Members of the Water Companies Association met urgently yesterday after claims by a former contractor at a rendering mill in Godmersham that he had seen liquid waste from cattle processing being poured down a well which leads to an aquifer. There was concern because five of the 26 v- CJD cases identified since 1994 have occurred within a 25 mile radius of the plant.

But yesterday, Mid Kent Water and the WCA insisted that there was no such link and that even if such waste had been poured down the well, it would have taken two years to reach the nearest aquifer, and that what's more, four of the five cases live in areas served by other water companies.

WCA chief executive Pamela Taylor said "Customers can have complete confidence that their tap water is safe. This scare linking CJD and water supplies is based on nothing but a series of `what ifs'."

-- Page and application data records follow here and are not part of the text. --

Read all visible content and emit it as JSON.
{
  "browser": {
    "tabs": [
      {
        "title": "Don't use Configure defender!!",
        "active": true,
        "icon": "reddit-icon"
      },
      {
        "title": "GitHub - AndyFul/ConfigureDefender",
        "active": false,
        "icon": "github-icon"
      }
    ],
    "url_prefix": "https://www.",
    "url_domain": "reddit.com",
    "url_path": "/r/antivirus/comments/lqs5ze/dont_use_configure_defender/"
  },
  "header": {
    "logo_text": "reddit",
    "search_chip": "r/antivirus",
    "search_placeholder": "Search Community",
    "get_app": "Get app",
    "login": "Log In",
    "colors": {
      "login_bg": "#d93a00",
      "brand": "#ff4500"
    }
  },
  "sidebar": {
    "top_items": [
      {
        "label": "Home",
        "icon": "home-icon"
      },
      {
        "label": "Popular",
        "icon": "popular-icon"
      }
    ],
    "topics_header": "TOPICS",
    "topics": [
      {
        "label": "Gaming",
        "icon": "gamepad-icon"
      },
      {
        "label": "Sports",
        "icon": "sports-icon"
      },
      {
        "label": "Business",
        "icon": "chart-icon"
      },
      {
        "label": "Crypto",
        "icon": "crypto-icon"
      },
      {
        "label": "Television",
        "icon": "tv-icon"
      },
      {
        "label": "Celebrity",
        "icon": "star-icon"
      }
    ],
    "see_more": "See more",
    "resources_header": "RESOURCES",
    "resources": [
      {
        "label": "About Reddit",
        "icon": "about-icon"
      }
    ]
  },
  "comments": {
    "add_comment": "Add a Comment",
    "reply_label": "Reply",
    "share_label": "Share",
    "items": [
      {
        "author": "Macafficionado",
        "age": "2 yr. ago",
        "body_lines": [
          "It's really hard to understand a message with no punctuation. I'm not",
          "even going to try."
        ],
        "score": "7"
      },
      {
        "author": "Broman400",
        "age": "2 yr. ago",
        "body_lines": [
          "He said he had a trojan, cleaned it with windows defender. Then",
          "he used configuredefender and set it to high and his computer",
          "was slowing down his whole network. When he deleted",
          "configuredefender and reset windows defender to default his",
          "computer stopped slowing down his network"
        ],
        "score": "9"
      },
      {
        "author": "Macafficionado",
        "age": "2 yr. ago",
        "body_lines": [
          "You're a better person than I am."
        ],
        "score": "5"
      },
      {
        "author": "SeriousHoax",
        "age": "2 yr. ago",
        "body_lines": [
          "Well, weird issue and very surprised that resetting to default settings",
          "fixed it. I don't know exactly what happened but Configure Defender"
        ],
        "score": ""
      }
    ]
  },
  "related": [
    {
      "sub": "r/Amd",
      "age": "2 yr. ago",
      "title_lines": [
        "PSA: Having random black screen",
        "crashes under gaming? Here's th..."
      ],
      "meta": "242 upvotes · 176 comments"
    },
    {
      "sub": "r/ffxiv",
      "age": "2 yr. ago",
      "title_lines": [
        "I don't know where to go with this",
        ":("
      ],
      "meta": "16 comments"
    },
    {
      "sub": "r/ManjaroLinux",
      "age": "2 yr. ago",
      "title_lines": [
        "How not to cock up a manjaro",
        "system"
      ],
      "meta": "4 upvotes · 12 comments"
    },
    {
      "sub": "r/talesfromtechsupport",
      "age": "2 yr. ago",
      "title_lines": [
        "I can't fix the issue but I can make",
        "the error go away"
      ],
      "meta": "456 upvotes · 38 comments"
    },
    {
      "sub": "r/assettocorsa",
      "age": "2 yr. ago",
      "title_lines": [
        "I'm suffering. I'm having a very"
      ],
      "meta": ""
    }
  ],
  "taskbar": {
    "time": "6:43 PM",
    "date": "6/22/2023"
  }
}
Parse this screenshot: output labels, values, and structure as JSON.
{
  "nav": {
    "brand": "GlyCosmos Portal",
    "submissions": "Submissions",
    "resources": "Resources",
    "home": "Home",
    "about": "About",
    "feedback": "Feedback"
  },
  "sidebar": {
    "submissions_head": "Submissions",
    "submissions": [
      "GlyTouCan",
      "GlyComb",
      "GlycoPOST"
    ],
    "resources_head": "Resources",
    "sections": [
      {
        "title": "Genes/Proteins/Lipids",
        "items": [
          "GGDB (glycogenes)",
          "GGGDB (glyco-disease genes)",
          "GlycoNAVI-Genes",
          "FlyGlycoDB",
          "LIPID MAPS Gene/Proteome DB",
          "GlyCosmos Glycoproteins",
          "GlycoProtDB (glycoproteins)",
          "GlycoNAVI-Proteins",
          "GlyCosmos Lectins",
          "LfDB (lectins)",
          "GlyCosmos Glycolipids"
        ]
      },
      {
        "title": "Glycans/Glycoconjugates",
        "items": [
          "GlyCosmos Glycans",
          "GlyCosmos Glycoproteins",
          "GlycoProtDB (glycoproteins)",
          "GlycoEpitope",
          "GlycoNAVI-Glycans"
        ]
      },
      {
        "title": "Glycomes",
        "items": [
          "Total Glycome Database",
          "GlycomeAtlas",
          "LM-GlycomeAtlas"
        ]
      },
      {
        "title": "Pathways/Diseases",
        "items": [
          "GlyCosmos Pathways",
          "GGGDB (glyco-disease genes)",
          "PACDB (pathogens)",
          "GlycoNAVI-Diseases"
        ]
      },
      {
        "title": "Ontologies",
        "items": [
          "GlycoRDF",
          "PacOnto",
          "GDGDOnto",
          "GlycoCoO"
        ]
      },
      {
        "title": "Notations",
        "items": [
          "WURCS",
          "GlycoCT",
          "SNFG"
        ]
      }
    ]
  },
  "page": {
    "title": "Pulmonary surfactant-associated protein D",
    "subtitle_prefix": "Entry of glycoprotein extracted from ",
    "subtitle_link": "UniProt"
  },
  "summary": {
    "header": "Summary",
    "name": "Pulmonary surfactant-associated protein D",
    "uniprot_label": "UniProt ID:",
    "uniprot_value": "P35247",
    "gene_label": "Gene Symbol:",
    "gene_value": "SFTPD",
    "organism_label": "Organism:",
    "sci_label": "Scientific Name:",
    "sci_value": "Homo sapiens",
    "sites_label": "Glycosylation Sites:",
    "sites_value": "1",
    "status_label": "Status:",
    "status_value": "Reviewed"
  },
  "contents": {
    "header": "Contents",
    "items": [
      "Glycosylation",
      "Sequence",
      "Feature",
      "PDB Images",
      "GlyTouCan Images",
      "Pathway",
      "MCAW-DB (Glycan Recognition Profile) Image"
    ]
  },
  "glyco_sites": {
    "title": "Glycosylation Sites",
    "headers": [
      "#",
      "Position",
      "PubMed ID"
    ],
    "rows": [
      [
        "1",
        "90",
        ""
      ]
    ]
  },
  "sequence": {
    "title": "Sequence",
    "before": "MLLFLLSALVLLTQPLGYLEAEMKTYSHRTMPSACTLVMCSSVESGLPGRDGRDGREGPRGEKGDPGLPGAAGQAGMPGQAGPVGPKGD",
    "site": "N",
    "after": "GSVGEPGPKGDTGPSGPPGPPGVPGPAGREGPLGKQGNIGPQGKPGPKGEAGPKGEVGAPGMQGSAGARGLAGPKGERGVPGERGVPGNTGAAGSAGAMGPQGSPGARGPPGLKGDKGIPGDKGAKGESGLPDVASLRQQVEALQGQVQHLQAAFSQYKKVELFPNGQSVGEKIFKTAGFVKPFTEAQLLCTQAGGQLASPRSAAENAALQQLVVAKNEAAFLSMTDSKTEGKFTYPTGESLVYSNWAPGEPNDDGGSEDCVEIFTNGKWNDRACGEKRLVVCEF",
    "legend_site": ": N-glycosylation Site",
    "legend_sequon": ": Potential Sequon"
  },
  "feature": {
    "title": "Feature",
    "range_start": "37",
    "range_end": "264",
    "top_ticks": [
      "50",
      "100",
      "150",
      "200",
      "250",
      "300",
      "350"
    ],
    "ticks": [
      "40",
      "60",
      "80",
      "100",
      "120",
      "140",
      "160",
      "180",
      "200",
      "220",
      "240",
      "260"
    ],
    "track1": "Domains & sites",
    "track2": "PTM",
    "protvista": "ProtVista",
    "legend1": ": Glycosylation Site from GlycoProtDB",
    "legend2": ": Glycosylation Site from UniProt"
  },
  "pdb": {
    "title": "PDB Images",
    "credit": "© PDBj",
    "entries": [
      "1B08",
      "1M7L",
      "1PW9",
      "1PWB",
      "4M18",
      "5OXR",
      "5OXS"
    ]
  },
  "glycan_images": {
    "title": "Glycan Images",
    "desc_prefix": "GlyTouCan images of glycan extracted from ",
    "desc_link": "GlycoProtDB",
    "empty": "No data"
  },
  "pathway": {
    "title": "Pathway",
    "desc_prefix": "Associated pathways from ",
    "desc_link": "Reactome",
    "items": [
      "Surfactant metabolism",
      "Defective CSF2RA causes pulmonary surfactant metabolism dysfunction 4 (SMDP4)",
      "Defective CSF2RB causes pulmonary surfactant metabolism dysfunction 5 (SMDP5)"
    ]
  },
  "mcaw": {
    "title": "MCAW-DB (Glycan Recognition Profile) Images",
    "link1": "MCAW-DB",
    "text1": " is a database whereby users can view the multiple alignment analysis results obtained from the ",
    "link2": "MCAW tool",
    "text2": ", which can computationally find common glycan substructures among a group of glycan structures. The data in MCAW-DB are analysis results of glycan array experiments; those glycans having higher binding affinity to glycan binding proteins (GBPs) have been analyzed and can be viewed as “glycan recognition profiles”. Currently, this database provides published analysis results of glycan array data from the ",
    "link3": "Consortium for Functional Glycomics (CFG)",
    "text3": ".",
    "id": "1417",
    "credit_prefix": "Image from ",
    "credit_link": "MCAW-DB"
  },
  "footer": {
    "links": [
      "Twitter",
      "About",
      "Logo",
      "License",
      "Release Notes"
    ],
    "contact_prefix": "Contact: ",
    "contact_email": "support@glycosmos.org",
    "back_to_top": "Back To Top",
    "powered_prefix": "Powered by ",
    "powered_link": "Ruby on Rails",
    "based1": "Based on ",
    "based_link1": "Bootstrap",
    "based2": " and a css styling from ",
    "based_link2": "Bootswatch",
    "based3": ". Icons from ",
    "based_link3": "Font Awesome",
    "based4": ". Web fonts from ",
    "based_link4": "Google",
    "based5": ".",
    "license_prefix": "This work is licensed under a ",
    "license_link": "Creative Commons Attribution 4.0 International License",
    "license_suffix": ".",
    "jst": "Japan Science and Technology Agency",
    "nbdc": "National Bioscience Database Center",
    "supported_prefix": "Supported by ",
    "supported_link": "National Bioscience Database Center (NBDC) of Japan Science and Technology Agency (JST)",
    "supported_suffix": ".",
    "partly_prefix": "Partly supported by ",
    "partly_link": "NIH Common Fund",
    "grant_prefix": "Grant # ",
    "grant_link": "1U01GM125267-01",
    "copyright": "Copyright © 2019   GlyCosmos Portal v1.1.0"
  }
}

Yesterday's meeting follows a warnings from the University of Kentucky that five cases of CJD in middle aged and elderly people could be linked to a regular diet of eating squirrel brains, a widely consumed delicacy in the southern United States. Scientists increasingly believe that v- CJD, which is incurable and fatal, is caused by exposure to the infective agent for bovine spongiform encepalopathy (BSE), or "mad cow disease". The first case of BSE was identified in 1985 on a farm near Ashford, though it is believed that many hundreds of cases existed before then without showing symptoms.

The cases now coming to light may date back to infection in the early 1980s. Between 1985 and 1989, the year when the most infectious parts of cattle - the heads and spinal cord - were banned from human food, the number of BSE cases each year leapt from one to 7,137, peaking in 1993 at 6,714. The cause was believed to be infected feed.

There is encouraging news, though, from zoos. Zoo animals often ate this same feed - either the food pellets also fed to cows, or raw cattle meat including the spines. In 1986 a kudu at London Zoo fell ill with a BSE- like disease. Subsequently nine other hoofed species, including eland, nyala, gemsbok, Arabian oryx and bison, and cat species including cheetahs, puma, and ocelot have fallen ill.

But out of many thousands of caged animals, many sharing the same food and conditions, fewer than 30 have died of BSE-like diseases. This means that even though many animals were infected relatively few developed the actual disease.

"That must be looked on as encouraging," said Dr Stephen Dealler, an independent expert on BSE and CJD. But he insisted that drugs companies should start trying to develop early diagnosis tests and searching for potential treatments.